My dentist Gary is one of my best friends, and I visited his office today. I joked with him, “Why do you have to make your living by tearing my mouth apart?”
Actually, he’s great at his job, but that’s another story (email me if you’re looking for a great New York dentist).
The point of today’s story is that Gary told me that a banker friend of his told him that the economy would stabilize for a couple of years, and then it would take another nose dive.
Another nose dive!
So I’m sitting in the dentist’s chair with about ten metal things sticking out of my mouth, and I’m feeling petrified about the future. Then my mind starts obsessing with whether Gary’s banker friend is right or wrong. I try to conjure up my own vision of the future but my crystal ball is cloudy.
Not knowing the future was almost even worse than imagining the worst.
My mind started casting around for what I should do. Buy some land so we always have a place to grow food? Save money under the mattress instead of in the bank? (Burglars take note: I decided against the mattress).
Then I thought of a story someone told me of the difference between heaven and hell. In hell, there is a huge feast laid out on the table, but everybody’s knives and forks are so long that they can’t get the food to their own mouths. Struggle as they may, in the face of all this food, they starve.
In heaven, the story is almost exactly the same. There is a wonderful feast laid out. The knives and forks are so long that you can’t get your food to your own mouth. The difference is that, in heaven, the people stop trying to feed themselves and instead use their long knives and forks to feed each other. No problem!
The solution to our environmental crisis is a little like that I think. And sitting in the dentist chair, I thought that getting through an even worse economic crisis might be like that too. I thought, if we all worry about ourselves it will be hell but if we all try to take care of each other it will be heaven.
Worrying about whether a situation will be good or bad is not what’s most important. In the feast story, we see how a bad situation can be a good situation and a good situation can be a bad situation. What’s important is my relationship to the situation. What is my correct function?

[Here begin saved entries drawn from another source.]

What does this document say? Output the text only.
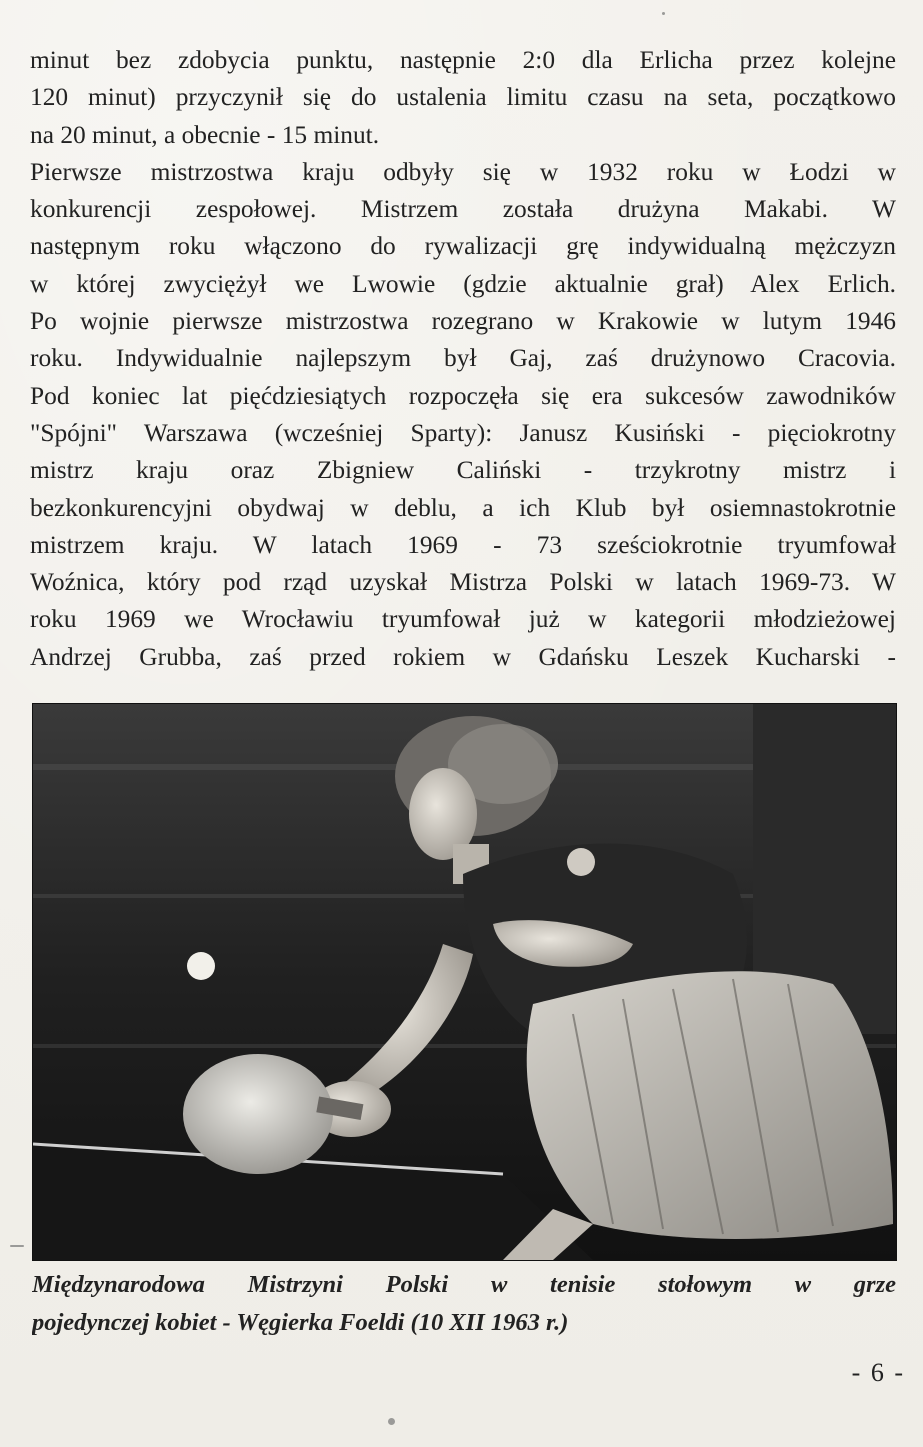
minut bez zdobycia punktu, następnie 2:0 dla Erlicha przez kolejne
120 minut) przyczynił się do ustalenia limitu czasu na seta, początkowo
na 20 minut, a obecnie - 15 minut.
Pierwsze mistrzostwa kraju odbyły się w 1932 roku w Łodzi w
konkurencji zespołowej. Mistrzem została drużyna Makabi. W
następnym roku włączono do rywalizacji grę indywidualną mężczyzn
w której zwyciężył we Lwowie (gdzie aktualnie grał) Alex Erlich.
Po wojnie pierwsze mistrzostwa rozegrano w Krakowie w lutym 1946
roku. Indywidualnie najlepszym był Gaj, zaś drużynowo Cracovia.
Pod koniec lat pięćdziesiątych rozpoczęła się era sukcesów zawodników
"Spójni" Warszawa (wcześniej Sparty): Janusz Kusiński - pięciokrotny
mistrz kraju oraz Zbigniew Caliński - trzykrotny mistrz i
bezkonkurencyjni obydwaj w deblu, a ich Klub był osiemnastokrotnie
mistrzem kraju. W latach 1969 - 73 sześciokrotnie tryumfował
Woźnica, który pod rząd uzyskał Mistrza Polski w latach 1969-73. W
roku 1969 we Wrocławiu tryumfował już w kategorii młodzieżowej
Andrzej Grubba, zaś przed rokiem w Gdańsku Leszek Kucharski -
Międzynarodowa Mistrzyni Polski w tenisie stołowym w grze
pojedynczej kobiet - Węgierka Foeldi (10 XII 1963 r.)
- 6 -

Someone asked the founder of the Zen school where I meditate if he was ever scared of going to hell when he died. He said, “Hell is no problem. I will just help everyone who is there.”
Am I saying that I will have the presence of mind to help everyone if there is an even worse economic and environmental crisis? No. I can only hope.
But what I will say is this: when I began to think about the possibility of doing what it takes to make future catastrophes more like the heaven of the food story, sitting in the dentist chair, I became a lot less stressed about how the future will turn out.